For What It’s Worth
Sitting, waiting, watching those around me. Most are on their phones, engulfed by some attention grabbing app, Social media, mobile games, dating sites, who knows what else. Most observers, would pass the same judgment of me. My face is here in my phone, none knowing that I’m observing them. Watching, listening, wondering who they are? I’ll never truly know these individuals, but for the snippets into their lives by way of their stories.
I catch her glancing at me from the corner of my eye. Does she recognize me? Or is it perhaps a case of mistaken identity? I’ll never know, as they call for Stephanie, this lady rises and walks away with the assistant. Close call, who wants to deal with small talk and chitchat as they wait for their moment to move into an exam room. As I wait in this second round of waiting rooms, I ponder this routine of the American healthcare system. It’s like a machine, dumping people in, while churning out the product. No one wanting to call us what we truly represent to this society as a whole, consumers.
Let’s listen in to the young lady that was seated next to me in the former room of patients with patience. She was lodging a complaint about how her significant other was not allowing her access to credit cards. Due to the addiction of consumerism I would be an ass and go out in a limb to assume. Does she spend to much? Is that what upsets her partner? Is she upset at him because the problem is he doesn’t make enough? Where, and how do they come to a compromise? What lines have been blurred, which one’s crossed?
Drifting away as she was called by the attendant, I focused on an older couple. They were late sixties or early seventies. I heard his gruff exterior, seen it as well.

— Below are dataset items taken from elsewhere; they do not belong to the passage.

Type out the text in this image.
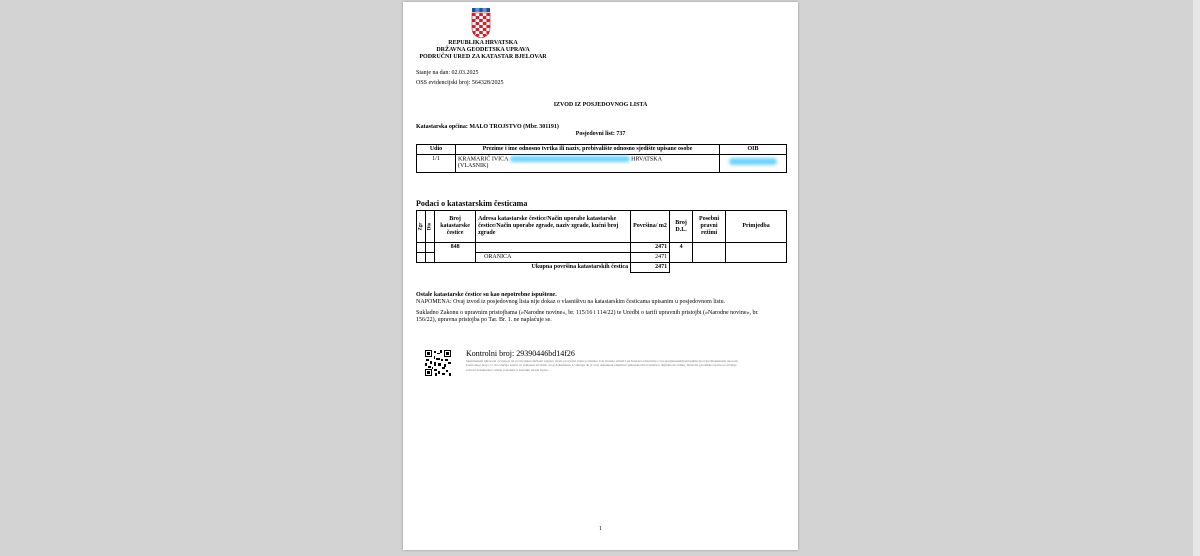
REPUBLIKA HRVATSKA
DRŽAVNA GEODETSKA UPRAVA
PODRUČNI URED ZA KATASTAR BJELOVAR
Stanje na dan: 02.03.2025
OSS evidencijski broj: 564328/2025
IZVOD IZ POSJEDOVNOG LISTA
Katastarska općina: MALO TROJSTVO (Mbr. 301191)
Posjedovni list: 737
Udio	Prezime i ime odnosno tvrtka ili naziv, prebivalište odnosno sjedište upisane osobe	OIB
1/1	KRAMARIĆ IVICA HRVATSKA
(VLASNIK)	

Podaci o katastarskim česticama
Zgr	Dio	Broj katastarske čestice	Adresa katastarske čestice/Način uporabe katastarske čestice/Način uporabe zgrade, naziv zgrade, kućni broj zgrade	Površina/ m2	Broj D.L.	Posebni pravni režimi	Primjedba
		848		2471	4		
			ORANICA	2471			
Ukupna površina katastarskih čestica				2471			
Ostale katastarske čestice su kao nepotrebne ispuštene.
NAPOMENA: Ovaj izvod iz posjedovnog lista nije dokaz o vlasništvu na katastarskim česticama upisanim u posjedovnom listu.
Sukladno Zakonu o upravnim pristojbama (»Narodne novine«, br. 115/16 i 114/22) te Uredbi o tarifi upravnih pristojbi (»Narodne novine«, br. 156/22), upravna pristojba po Tar. Br. 1. ne naplaćuje se.
Kontrolni broj: 29390446bd14f26
Skeniranjem QR koda ovvisnost uz ovom elektroničkom registru može provjeriti status podataka. Isto možete učiniti i na Internet adresi http://oss.uredjenazemlja.hr/public/provjeraDokumenti unosom kontrolnog broja. U oba slučaja sustav će prikazati izvornik ovog dokumenta. U slučaju da je ovaj dokument identičan prikazanom izvorniku u digitalnom obliku, Državna geodetska uprava potvrđuje točnost dokumenta i stanje podataka u trenutku izrade ispisa.
1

Was he upset due to the fact that what appeared to be his significant other had a serious stroke or trauma that left her speech and physical condition impaired? Dismissing this idea immediately as his harder shell faded away with warmth as he responded to his wife. It was his wife no doubt, they had each other. Seeing only a swift moment, a moment of care, compassion, a brilliant flash of love radiates about them.
I smiled towards them but neither looked up as I passed them, making my way with Gail, the lady assigned to deal with me, to the next rest stop for the doctor’s arrival. It was here I started thinking about all these things transpiring in my life. Why are we such vicious, consumer, creatures. Just driven far beyond to purchase and be purchasers.
Well, my eye exam went well. Eyes healthy, script holding strong. Did have to relinquish my battle against aging and sign the surrender. The conditions of my surrender is the badge of the old ones, bifocals. Besides that my eye exam was just a standard day in the life process of giving me very little for inflated amounts of currency it takes. But tomorrow is a new day, a whole new beginning.